BAB 7
Carlos lo Sabe (¿O No?)
Ada satu keterampilan yang dimiliki Carlos Álvarez Ortega yang tidak pernah ia banggakan secara terbuka, kalah pamor dibandingkan dengan kemampuannya membuat jingle iklan paling menyebalkan di seluruh Sevilla, tapi sebenarnya jauh lebih mengesankan: setelah dua puluh tahun berdagang di pasar yang sama, dengan pelanggan yang sama, di kota yang sama, Carlos telah mengembangkan insting membaca pola perilaku manusia yang—tanpa ia sadari sendiri—jauh lebih akurat daripada detektor Éter rakitan Lucía.
Ia tidak pernah menyebutnya “insting”. Ia menyebutnya “perasaan pedagang”, semacam intuisi yang biasanya hanya ia gunakan untuk hal-hal seperti menebak kapan Señor Paco akan datang lagi mengeluh soal ramuan, atau kapan stok susu Vaca Feliz akan habis lebih cepat karena ada festival mendadak.
Yang tidak pernah ia sadari adalah bahwa insting yang sama, diam-diam, sudah selama berbulan-bulan mengumpulkan data tentang anaknya sendiri.
“Álex,” kata Carlos, sore itu, sambil menghitung stok ramuan di lantai tiga dengan papan klip di tangan—sebuah benda yang selalu ia bawa meski sebenarnya ia jarang benar-benar mencatat apa pun di sana, lebih sering hanya menggambar doodle iklan baru. “Bisa bantu aku susun ulang ramuan-ramuan ini?
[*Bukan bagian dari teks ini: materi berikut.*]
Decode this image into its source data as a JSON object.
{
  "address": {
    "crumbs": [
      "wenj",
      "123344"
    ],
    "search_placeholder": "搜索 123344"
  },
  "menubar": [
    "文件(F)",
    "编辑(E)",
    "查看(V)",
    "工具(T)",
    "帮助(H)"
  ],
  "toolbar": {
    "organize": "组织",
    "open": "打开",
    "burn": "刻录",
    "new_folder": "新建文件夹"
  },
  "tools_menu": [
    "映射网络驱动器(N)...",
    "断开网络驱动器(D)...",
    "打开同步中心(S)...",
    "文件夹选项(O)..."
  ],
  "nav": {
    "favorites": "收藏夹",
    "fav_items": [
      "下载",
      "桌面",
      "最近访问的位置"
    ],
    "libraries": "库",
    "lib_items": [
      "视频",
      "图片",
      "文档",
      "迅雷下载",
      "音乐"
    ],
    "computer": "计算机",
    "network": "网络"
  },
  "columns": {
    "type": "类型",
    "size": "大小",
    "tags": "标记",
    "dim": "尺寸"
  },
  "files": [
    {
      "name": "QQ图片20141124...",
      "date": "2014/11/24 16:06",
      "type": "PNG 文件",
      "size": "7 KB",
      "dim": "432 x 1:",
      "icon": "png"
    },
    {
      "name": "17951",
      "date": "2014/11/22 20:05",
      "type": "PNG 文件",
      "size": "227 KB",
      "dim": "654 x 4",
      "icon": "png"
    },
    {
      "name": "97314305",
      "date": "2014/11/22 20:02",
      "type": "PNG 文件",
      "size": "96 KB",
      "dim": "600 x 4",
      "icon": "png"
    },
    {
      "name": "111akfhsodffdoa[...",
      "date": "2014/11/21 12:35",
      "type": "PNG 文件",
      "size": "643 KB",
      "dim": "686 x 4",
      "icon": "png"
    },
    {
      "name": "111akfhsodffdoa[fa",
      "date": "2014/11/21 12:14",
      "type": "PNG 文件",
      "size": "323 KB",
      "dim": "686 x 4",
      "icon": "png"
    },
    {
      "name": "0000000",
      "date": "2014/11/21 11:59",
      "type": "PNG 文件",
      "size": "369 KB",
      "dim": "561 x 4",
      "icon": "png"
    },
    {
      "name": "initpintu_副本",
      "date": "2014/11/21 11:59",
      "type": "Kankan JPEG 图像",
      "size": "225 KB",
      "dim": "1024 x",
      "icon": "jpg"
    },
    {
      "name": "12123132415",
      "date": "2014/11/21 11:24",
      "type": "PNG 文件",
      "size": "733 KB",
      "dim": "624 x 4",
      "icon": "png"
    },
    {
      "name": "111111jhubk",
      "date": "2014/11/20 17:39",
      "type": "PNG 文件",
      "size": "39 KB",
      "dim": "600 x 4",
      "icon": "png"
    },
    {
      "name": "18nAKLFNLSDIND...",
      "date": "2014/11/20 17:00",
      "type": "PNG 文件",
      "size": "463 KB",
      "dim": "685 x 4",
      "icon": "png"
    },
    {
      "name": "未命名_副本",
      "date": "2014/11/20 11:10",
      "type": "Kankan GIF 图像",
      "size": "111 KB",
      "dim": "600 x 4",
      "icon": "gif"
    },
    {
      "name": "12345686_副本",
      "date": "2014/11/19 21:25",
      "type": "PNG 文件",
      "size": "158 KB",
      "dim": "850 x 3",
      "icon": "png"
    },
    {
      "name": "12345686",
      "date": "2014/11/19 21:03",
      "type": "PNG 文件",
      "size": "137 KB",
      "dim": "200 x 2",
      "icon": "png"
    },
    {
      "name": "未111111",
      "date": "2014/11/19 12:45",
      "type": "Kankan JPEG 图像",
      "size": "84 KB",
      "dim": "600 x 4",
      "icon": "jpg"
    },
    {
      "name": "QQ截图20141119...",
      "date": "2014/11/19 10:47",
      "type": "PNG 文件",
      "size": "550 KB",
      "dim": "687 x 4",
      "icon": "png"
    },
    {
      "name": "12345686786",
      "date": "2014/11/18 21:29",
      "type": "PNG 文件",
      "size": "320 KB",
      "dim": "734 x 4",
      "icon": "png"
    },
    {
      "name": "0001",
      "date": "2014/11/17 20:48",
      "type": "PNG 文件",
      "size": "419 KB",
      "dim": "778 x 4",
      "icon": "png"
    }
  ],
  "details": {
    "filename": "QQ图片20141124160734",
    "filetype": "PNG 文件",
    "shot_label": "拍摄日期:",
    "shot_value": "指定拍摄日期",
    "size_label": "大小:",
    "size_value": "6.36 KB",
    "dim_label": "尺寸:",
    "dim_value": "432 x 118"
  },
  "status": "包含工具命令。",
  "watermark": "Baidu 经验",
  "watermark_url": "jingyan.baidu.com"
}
Aku mau pisahin yang kadaluwarsa minggu depan.”
“Tentu, Papá.”
Mereka bekerja dalam diam selama beberapa menit, jenis diam yang nyaman antara ayah dan anak yang sudah terbiasa bekerja berdampingan tanpa harus mengisi setiap detik dengan obrolan. Carlos menggumamkan potongan jingle baru yang sedang ia kembangkan—sesuatu tentang minyak zaitun yang berima dengan kata “alegría”[^1] meski secara teknis tidak benar-benar berima—sementara Álex menyusun botol demi botol dengan presisi yang sudah jadi kebiasaan.
Lalu, tanpa peringatan, tanpa nada curiga sedikit pun, Carlos berkata: “Kamu tahu, kamu udah mulai kayak ibumu.”
Álex menghentikan tangannya sejenak. “Maksudnya?”
“Cara kamu pulang akhir-akhir ini.” Carlos terus menyusun botol, matanya tidak menatap Álex sama sekali, seolah-olah ia sedang mengatakan sesuatu yang sangat biasa, sesuatu seperti komentar tentang cuaca. “Ibumu, kalau pulang dari kasus berat, ada cara jalannya yang berubah. Bukan lambat. Bukan pincang. Cuma… lebih hati-hati. Seperti orang yang baru bawa beban yang nggak kelihatan, tapi badannya masih nyesuain berat itu meski bebannya udah nggak ada lagi. Kamu mulai jalan seperti itu juga. Sejak beberapa bulan lalu.”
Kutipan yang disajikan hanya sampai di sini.